La 35e Rencontre annuelle des musulmans de France a été l’occasion d’observer l’attention accordée au traitement inégalitaire de l’intellectuel suisse Tariq Ramadan maintenu en détention malgré un état de santé jugé alarmant par ses proches et plusieurs médecins. Si le comité Free Tariq Ramadan était présent, d’autres militants très actifs ont répondu aux questions de Mizane.info pour faire le point sur la mobilisation.
Cette 35e Rencontre annuelle des musulmans de France était incontestablement différente des précédentes. Le traumatisme de la communauté musulmane de France consécutif à l’arrestation et à la détention préventive de Tariq Ramadan pour des accusations de viol, et la détérioration de son état de santé, était perceptible. Une certaine mélancolie teintée de stoïcisme planait dans l’air. Mais sur le stand Free Tariq Ramadan, le calme et la détermination s’affichaient sur les visages. Tracts et initiatives pour la libération de l’intellectuel suisse étaient présents sur le stand. Une lettre adressée au président de la République Emmanuel Macron appelle à « le faire libérer au plus vite, en attente de son jugement », « à veiller à ce que les institutions fassent preuve d’objectivité » et au respect de sa présomption d’innocence. Une pétition a déjà recueilli plus de 130 000 signatures et une seconde cagnotte pour financer les frais de la défense a permis de récolter près de 70 000 euros.
« Briser le silence assassin »
Mais sur le front de la mobilisation en faveur des droits de Tariq Ramadan, Free Tariq Ramadan n’est plus seul. D’autres comités émergent.
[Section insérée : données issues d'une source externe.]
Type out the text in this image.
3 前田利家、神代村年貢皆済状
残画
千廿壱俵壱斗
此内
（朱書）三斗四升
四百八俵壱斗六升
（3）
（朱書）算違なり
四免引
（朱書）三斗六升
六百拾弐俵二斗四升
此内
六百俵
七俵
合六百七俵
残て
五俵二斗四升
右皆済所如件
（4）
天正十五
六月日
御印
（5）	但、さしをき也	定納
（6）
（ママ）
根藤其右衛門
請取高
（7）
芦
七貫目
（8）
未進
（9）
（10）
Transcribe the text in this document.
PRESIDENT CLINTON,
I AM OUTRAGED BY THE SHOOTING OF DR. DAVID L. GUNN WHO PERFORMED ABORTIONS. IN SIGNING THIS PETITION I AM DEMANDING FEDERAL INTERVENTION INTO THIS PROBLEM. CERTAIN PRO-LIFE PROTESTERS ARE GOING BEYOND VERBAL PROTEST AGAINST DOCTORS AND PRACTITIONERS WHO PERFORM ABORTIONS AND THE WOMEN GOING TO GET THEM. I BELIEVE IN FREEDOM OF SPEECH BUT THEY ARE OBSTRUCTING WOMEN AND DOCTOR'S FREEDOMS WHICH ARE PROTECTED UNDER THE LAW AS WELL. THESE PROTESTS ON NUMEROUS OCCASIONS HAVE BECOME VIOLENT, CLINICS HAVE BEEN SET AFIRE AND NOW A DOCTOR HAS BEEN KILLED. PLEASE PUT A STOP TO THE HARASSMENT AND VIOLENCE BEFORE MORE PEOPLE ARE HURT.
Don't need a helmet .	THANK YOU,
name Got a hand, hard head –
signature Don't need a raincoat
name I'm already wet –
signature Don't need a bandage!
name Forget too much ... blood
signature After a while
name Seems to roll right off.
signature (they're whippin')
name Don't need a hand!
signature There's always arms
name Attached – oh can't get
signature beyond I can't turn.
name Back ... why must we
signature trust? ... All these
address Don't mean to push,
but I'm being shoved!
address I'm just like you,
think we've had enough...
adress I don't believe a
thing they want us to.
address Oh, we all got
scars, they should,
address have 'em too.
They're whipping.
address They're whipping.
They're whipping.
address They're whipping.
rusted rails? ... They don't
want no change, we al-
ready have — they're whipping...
Depuis plusieurs semaines, le Collectif la loi de Thémis organise chaque week-ends des rassemblements Place du Trocadéro depuis le 3 mars pour exiger la libération préventive de Tariq Ramadan, le droit à des soins sérieux (l’homme souffre de scléroses en plaques et de neurasthénie) et le respect de sa présomption d’innocence. A sa tête, Khadra Arabya, une quinquagénaire, mère de famille, résolument active sur le terrain des droits, militante contre la guerre en Irak ou pour le droit au logement. S’appuyant sur l’article 9-1 du code de procédure pénale et l’article 3 de la Convention européenne des droits de l’homme, Khadra dénonce une violation du traitement équitable de Tariq Ramadan par la justice française et une détérioration inquiétante de sa santé.
La loi « donne des droits et des moyens pour permettre aux présumés innocents de récolter des preuves matérielles à décharge, et cela n’est pas appliqué ». Le silence médiatique autour de ces conditions d’incarcération a été un facteur déclencheur dans l’engagement de Khadra. « L’objectif était de briser ce silence assassin en donnant une visibilité médiatique à notre revendication de justice ».
Ne pas islamiser l’affaire Ramadan
« Nous dénonçons la mise en place d’un tribunal médiatique autour d’une seule version de l’affaire ». « L’accusation a porté l’affaire sur la place publique. Il fallait répondre et amener les preuves à décharge », poursuit la militante, dans une allusion critique à la stratégie de l’ancien avocat de Tariq Ramadan, Yassine Bouzrou, qui avait opté pour un silence médiatique.
La partie civile a rétorqué le certificat médical pénitentiaire au prétexte que le médecin s’appelle « Farid ». Une faute grave qui n’a pas été sanctionnée en dépit du fait qu’il s’agit d’une attitude raciste. « Aujourd’hui, c’est Tariq Ramadan, demain ce traitement peut être appliqué pour n’importe quel homme ». « Nous appelons à des rassemblements citoyens car tout le monde est concerné par ce problème de liberté et par l’application de la loi. Il ne faut pas islamiser cette affaire ». Khadra et son collectif ont réalisé une carte postale adressée au président de l’Assemblée nationale, 4e personnage de l’Etat. « Nous avons adressé un courrier à la ministre de la Justice qui ne répond pas », ajoute-t-elle dans la foulée. Pour Khadra Arabya, le prolongement de la détention de Tariq Ramadan est inacceptable au vu de son état de santé (l’intellectuel se déplace en fauteuil roulant), et il y a urgence à agir.